EXAMPLE: Skin Stringer Debonding

(data taken from NASA/TM-1999-209097)

Figure 1 – Skin Stringer Loaded in Tension. Click for Larger View

The following example employs a benchmark problem included with the Abaqus package by Simulia Corp. The problem utilizes data from a NASA study published in NASA/TM-1999-209097.

In the study, tension loading of the beam lead to the load displacement and damage pattern shown in Figure 2.

Figure 2 – Load Displacement and Damage Pattern of Example Skin Stringer. Click for Larger View

Baseline Results

To represent the present state-of-the-art COTS solution, several simulations were run using the delamination modeling capability that comes with Abaqus/Standard (COH3D8 cohesive elements). The finite element mesh and input file were taken directly from the Abaqus benchmark problem packaged with the Abaqus software.

It is noted that the Abaqus solution requires a value for viscosity to aid the process of convergence. Figure 3 shows the results of solutions run for varying amounts of viscosity.

Figure 3 - Results of Existing Commercial Solution. Click for Larger View

The following observations are made about the results:

• There are 4 different solutions for 4 different viscosity values
• None of the solutions match the load/deflection response from the experiment.
• There is no matrix cracking reported; only debonding is modeled (unable to simultaneously model intra- and inter-laminar response).
• Run time = 179 minutes

Helius:MCT Cohesive Solution

To compare, a simulation was done using Helius:MCT progressive failure analysis combined with Helius:MCT Cohesive functionality. Results are shown in Figure 4. Note that the predicted load/displacement curve agrees both qualitatively and quantitatively with the typical measured response shown above. The Helius approach goes a step further than the existing Abaqus solution in accounting for both delamination and intra-laminar effects; the resulting contour output shows the delamination (red elements) and the localized matrix failure (green elements). Finally, the Helius solution took just 13 minutes to complete – a reduction of >90%.

Figure 4 – Helius:MCT with Cohesive Contour Plot and Load-Displacement Curve. Click for Larger View

A Complete Solution for In-Plane and Out-of-Plane Composite Simulation

As mentioned earlier, significant limitations of delamination/debond analysis is the need for a pre-defined crack initiation, convergence difficulties, and computational time burden. Helius:MCT with Cohesive has taken these challenges head on.

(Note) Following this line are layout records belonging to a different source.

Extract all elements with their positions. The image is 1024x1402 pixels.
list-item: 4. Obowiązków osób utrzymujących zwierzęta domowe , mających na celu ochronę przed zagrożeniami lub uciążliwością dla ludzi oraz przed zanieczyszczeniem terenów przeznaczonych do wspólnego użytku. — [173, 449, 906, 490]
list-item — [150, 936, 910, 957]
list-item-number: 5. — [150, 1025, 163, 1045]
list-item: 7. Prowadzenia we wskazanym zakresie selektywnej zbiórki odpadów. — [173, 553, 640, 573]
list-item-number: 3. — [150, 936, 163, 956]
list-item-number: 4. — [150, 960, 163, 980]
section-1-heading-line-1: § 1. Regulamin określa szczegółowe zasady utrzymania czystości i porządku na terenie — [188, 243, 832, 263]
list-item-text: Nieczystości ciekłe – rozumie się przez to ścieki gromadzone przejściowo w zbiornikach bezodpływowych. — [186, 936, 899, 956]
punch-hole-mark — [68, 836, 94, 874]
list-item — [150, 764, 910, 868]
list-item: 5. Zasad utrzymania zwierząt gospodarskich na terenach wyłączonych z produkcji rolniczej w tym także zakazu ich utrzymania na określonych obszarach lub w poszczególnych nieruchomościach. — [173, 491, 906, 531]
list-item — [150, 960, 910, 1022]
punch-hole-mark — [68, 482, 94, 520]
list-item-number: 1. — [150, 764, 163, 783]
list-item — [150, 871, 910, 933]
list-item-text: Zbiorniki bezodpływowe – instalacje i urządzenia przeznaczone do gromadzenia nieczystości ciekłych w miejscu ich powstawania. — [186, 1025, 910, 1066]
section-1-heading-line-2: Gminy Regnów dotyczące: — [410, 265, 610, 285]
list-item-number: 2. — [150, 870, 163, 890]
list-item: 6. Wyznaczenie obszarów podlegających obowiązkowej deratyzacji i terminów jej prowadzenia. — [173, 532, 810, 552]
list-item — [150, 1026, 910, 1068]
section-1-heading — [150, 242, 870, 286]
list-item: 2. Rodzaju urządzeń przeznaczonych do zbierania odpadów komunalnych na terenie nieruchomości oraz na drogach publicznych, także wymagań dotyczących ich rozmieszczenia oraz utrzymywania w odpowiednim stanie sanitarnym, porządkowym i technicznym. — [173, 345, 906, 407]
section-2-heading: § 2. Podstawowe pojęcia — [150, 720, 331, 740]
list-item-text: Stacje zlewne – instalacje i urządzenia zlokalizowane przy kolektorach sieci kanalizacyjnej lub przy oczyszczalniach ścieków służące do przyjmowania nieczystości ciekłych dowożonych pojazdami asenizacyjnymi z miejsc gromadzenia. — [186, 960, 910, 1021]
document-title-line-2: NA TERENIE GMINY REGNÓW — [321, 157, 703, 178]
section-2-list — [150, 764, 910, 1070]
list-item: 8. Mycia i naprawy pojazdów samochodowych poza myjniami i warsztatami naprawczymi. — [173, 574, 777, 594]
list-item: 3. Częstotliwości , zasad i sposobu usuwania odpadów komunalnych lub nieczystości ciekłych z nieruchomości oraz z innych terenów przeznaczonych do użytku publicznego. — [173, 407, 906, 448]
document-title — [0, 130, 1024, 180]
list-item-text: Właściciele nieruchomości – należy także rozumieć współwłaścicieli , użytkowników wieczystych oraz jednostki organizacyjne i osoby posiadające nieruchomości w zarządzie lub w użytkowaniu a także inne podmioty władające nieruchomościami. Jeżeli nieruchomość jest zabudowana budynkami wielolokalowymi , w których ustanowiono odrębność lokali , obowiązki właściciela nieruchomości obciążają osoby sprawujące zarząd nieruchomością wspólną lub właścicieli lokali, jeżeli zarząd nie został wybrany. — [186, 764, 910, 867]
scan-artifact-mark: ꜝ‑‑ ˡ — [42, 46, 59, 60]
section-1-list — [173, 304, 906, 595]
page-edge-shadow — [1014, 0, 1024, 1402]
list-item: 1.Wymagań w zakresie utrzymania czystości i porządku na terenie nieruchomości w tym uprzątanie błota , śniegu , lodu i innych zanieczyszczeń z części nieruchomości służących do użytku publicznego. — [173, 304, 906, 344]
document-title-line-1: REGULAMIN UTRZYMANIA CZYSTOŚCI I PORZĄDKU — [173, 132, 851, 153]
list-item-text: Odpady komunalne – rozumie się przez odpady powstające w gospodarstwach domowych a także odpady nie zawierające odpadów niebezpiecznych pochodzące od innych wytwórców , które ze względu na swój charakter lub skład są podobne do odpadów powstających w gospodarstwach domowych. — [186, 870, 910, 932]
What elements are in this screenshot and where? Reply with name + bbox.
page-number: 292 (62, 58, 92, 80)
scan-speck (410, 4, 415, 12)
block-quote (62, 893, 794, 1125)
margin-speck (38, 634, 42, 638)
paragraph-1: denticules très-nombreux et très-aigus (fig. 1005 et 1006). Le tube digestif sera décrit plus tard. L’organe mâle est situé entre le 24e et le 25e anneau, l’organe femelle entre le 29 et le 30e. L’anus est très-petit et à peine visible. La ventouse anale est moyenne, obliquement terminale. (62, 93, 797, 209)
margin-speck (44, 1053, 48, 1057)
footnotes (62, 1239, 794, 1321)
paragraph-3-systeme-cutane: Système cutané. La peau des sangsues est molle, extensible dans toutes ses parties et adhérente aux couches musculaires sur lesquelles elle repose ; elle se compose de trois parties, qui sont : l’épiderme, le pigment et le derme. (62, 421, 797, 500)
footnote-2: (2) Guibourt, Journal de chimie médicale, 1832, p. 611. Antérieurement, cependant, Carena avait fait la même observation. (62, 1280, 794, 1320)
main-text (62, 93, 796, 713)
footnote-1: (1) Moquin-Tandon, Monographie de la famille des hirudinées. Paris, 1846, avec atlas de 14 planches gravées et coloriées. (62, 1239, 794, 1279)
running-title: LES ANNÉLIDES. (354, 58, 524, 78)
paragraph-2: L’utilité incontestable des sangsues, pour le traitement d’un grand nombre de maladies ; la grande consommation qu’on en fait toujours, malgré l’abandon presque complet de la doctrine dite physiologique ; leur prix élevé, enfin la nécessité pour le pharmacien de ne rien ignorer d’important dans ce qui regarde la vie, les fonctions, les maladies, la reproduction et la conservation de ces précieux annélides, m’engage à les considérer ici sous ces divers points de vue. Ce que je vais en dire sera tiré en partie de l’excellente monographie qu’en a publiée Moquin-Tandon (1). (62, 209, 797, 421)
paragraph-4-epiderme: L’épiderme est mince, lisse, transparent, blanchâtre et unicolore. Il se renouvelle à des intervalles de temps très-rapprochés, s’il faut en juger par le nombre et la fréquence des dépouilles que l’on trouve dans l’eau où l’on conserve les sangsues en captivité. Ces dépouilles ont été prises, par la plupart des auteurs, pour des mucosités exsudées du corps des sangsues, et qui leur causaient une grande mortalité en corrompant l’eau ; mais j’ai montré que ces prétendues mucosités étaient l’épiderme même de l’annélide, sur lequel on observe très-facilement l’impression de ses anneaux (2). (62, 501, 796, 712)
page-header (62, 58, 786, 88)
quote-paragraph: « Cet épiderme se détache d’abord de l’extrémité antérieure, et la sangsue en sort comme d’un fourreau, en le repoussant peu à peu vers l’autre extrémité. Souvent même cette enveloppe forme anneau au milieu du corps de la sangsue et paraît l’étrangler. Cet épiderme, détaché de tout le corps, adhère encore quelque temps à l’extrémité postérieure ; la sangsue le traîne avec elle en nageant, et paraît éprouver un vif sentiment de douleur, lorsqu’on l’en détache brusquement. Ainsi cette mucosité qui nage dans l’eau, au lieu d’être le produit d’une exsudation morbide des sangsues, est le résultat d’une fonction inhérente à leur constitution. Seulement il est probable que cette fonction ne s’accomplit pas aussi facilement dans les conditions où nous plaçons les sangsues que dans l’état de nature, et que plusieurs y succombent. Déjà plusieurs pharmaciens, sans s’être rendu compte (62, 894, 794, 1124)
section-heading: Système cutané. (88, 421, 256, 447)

• By combining cohesive layer modeling with mulitscale progressive failure analysis, the ability to accurately predict matrix cracking enables the simulation to determine crack initiation within the solution.
• The computational efficiency of the MCT decomposition and the convergence-enabling technology of IDSM, the simulation is able to quickly arrive at an accurate solution, delivering substantial runtime reductions over existing cohesive technology.